Elias estava no volante da caminhonete e inicialmente pensou que o trem da mina é que havia descarrilado. “Na hora, pensei que era descarrilamento de vagão. Quando vi o mar de lama, falei: ‘Corre, Sebastião. É a barragem que estourou’. Entramos na caminhonete e tentamos fugir. A gente foi para um lado e topou de frente. Tentei outro lado e ela cercou a gente. A lama jogou a gente para cima”, afirma. VÍDEO Assim que conseguiu sair da caminhonete, Sebastião gravou um vídeo com o celular, que mostra como foram os primeiros minutos após a passagem do tsunami de rejeitos. Muito emocionado e trêmulo, ele lamenta a cena de destruição: “Ó, meu Deus. Tudo soterrado, senhor. As máquinas, meus colegas… Todos embaixo da lama, meu Deus”. Nos apenas 20 segundos de imagens é possível ver a imensidão de lama que se tornou o pátio da área administrativa, com pedaços de metal retorcidos de veículos e construções. Ao fundo, uma buzina toca sem parar. Do outro lado do local onde Sebastião está, vagões de trem tombados pelo tsunami de rejeitos podem ser vistos. As imagens ainda mostram Leandro, que foi resgatado da lama pela dupla.

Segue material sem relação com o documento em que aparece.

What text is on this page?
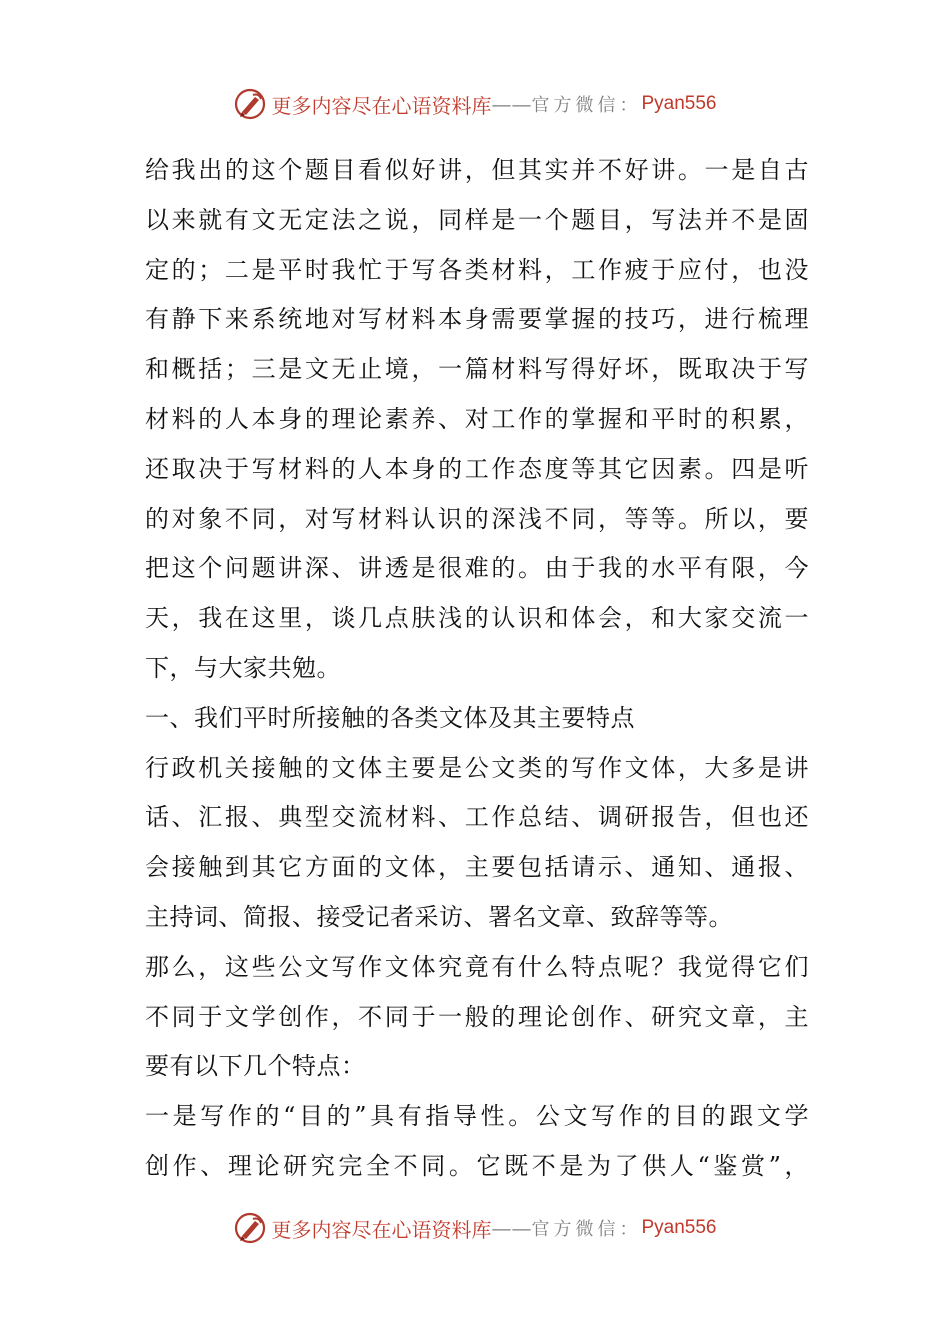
更多内容尽在心语资料库 —— 官方微信： Pyan556
给我出的这个题目看似好讲，但其实并不好讲。一是自古
以来就有文无定法之说，同样是一个题目，写法并不是固
定的；二是平时我忙于写各类材料，工作疲于应付，也没
有静下来系统地对写材料本身需要掌握的技巧，进行梳理
和概括；三是文无止境，一篇材料写得好坏，既取决于写
材料的人本身的理论素养、对工作的掌握和平时的积累，
还取决于写材料的人本身的工作态度等其它因素。四是听
的对象不同，对写材料认识的深浅不同，等等。所以，要
把这个问题讲深、讲透是很难的。由于我的水平有限，今
天，我在这里，谈几点肤浅的认识和体会，和大家交流一
下，与大家共勉。
一、我们平时所接触的各类文体及其主要特点
行政机关接触的文体主要是公文类的写作文体，大多是讲
话、汇报、典型交流材料、工作总结、调研报告，但也还
会接触到其它方面的文体，主要包括请示、通知、通报、
主持词、简报、接受记者采访、署名文章、致辞等等。
那么，这些公文写作文体究竟有什么特点呢？我觉得它们
不同于文学创作，不同于一般的理论创作、研究文章，主
要有以下几个特点：
一是写作的“目的”具有指导性。公文写作的目的跟文学
创作、理论研究完全不同。它既不是为了供人“鉴赏”，
更多内容尽在心语资料库 —— 官方微信： Pyan556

O operador de carregadeira Leandro, que é funcionário da Vale há dois anos, havia ficado praticamente encoberto pela lama. Mal conseguia respirar, pela pressão que a lama fazia no peito, comprimindo os pulmões, e porque a terra chegava até seu nariz. “É muito rápido. Não dá para ver. Esses caras foram meus anjos da guarda. Ajudaram demais”, conta ele, afirmando lembrar-se da tragédia como de cenas de filme. “Eu vi vagões voando. Não dava para acreditar.”